Art. 14.º Os Capitães dos navios mercantes Portuguezes que forem a qualquer dos portos da costa oriental e occidental da Africa, logo que fundearem serão obrigados a mandar ao Director da Alfandega respectiva o passaporte do navio: o Director da Alfandega o conservará em seu poder até ao dia da sahida do navio; neste dia o entregará a um dos Officiaes da mesma Alfandega que mereça a sua confiança, e pelo qual responderá, para que este passando a bordo do navio, e tendo achado pela revista que deve passar, que elle não conduz escravos, o entregue ao Capitão no acto de se fazer de véla, e depois de ter suspendido: e de assim o haver cumprido dará parte por escripto ao Director da Alfandega, que a fará guardar no archivo della.

Art. 15.º Qualquer contravenção ao disposto nesta Lei é declarada crime publico, e a sua accusação é da obrigação especial dos Procuradores Regios, e seus Delegados, e Sub-Delegados, e competente além disso a qualquer pessoa do povo.

Art. 16.º As transgressões desta Lei serão punidas com a perda dos escravos que forem o objecto destas transgressões, os quaes ficarão desde logo livres; com a perda do transporte em que os mesmos escravos forem conduzidos; com a pena de cinco a dez annos de Galés; com uma mulcta igual ao valor dos escravos, applicada esta, e mais o valor da embarcação em beneficio dos apresadores, e denunciantes.

Art. 17.º Nas transgressões desta Lei, não ha prescripção para o conhecimento especial dellas, e imposição das penas.

Art. 18.º Os Juizes de Direito dos respectivos Districtos, serão os competentes para tomar conhecimento das transgressões a esta Lei; mas das suas sentenças, appellarão sempre por parte da Justiça para o Supremo Tribunal de Marinha do Reino, excepto nos casos mencionados no artigo em que julgarão sem appellação.
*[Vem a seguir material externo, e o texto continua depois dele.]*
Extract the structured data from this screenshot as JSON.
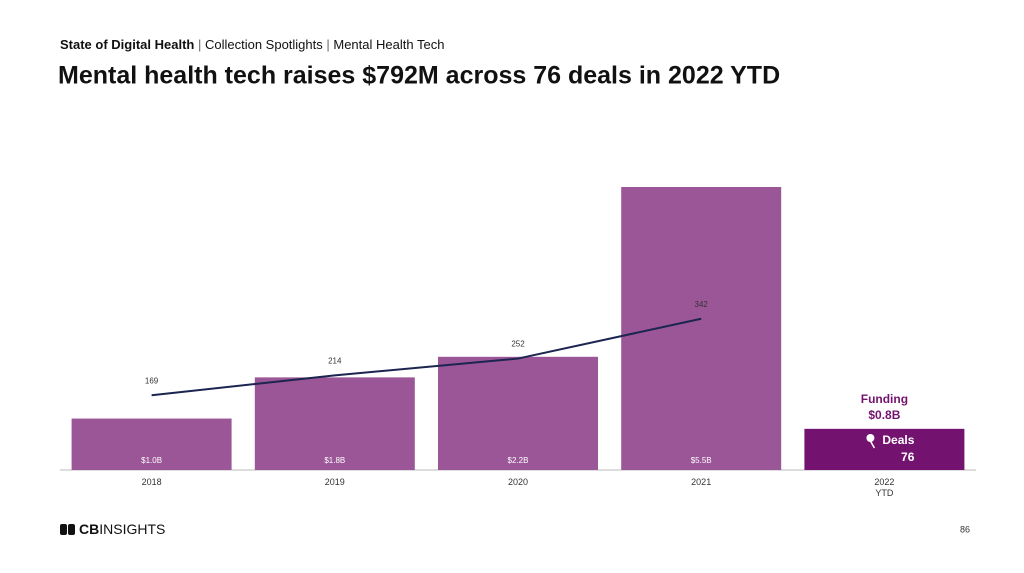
{
  "header": {
    "section": "State of Digital Health",
    "collection": "Collection Spotlights",
    "topic": "Mental Health Tech"
  },
  "chart_data": {
    "type": "bar",
    "title": "Mental health tech raises $792M across 76 deals in 2022 YTD",
    "categories": [
      "2018",
      "2019",
      "2020",
      "2021",
      "2022 YTD"
    ],
    "series": [
      {
        "name": "Funding",
        "type": "bar",
        "color": "#9b5697",
        "highlight_color": "#74136f",
        "values": [
          1.0,
          1.8,
          2.2,
          5.5,
          0.8
        ],
        "value_labels": [
          "$1.0B",
          "$1.8B",
          "$2.2B",
          "$5.5B",
          "$0.8B"
        ]
      },
      {
        "name": "Deals",
        "type": "line",
        "axis": "y2",
        "color": "#1b2550",
        "values": [
          169,
          214,
          252,
          342,
          null
        ]
      }
    ],
    "ylim": [
      0,
      5.5
    ],
    "y2lim": [
      0,
      640
    ],
    "callout": {
      "deals_value": 76
    }
  },
  "footer": {
    "logo_bold": "CB",
    "logo_rest": "INSIGHTS",
    "page": "86"
  }
}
Art. 19.º Os Consules, e Vice-Consules de Sua Magestade Fidelissima, em qualquer porto a que forem os navios portuguezes, são encarregados da execução da presente Lei, e achando alguma contravenção a ella, poderão requerer á authoridade do paiz o embargo no navio, e prisão dos culpados, fazendo depois remetter o navio, presos, e carga ao Ministerio da Marinha, para mandar tomar de tudo conhecimento pelo Auditor Geral della. O Consul, ou Vice-Consul, a quem se provar omissão na execução deste artigo, será punido com a perda do seu emprego, e inhabilidade para servir outro qualquer, o que se fará publico pela Imprensa Official.

Art. 20.º A presente Lei será publicada na fórma do costume pelos Governadores dos Dominios Ultramarinos, logo que por elles fôr recebida, mas dando além disso um exemplar della a cada uma das Camaras, ás respectivas Alfandegas, e aos Juizes de Direito. Pelo Ministerio dos Negocios Estrangeiros será remettido um exemplar aos Consules, e Vice-consules de Portugal em todos os paizes.

Art. 21.º Ficam revogadas todas as Leis em contrario, etc.

Camara dos Pares, 26 de Março de 1836. = (Assignado) Visconde de Sá da Bandeira.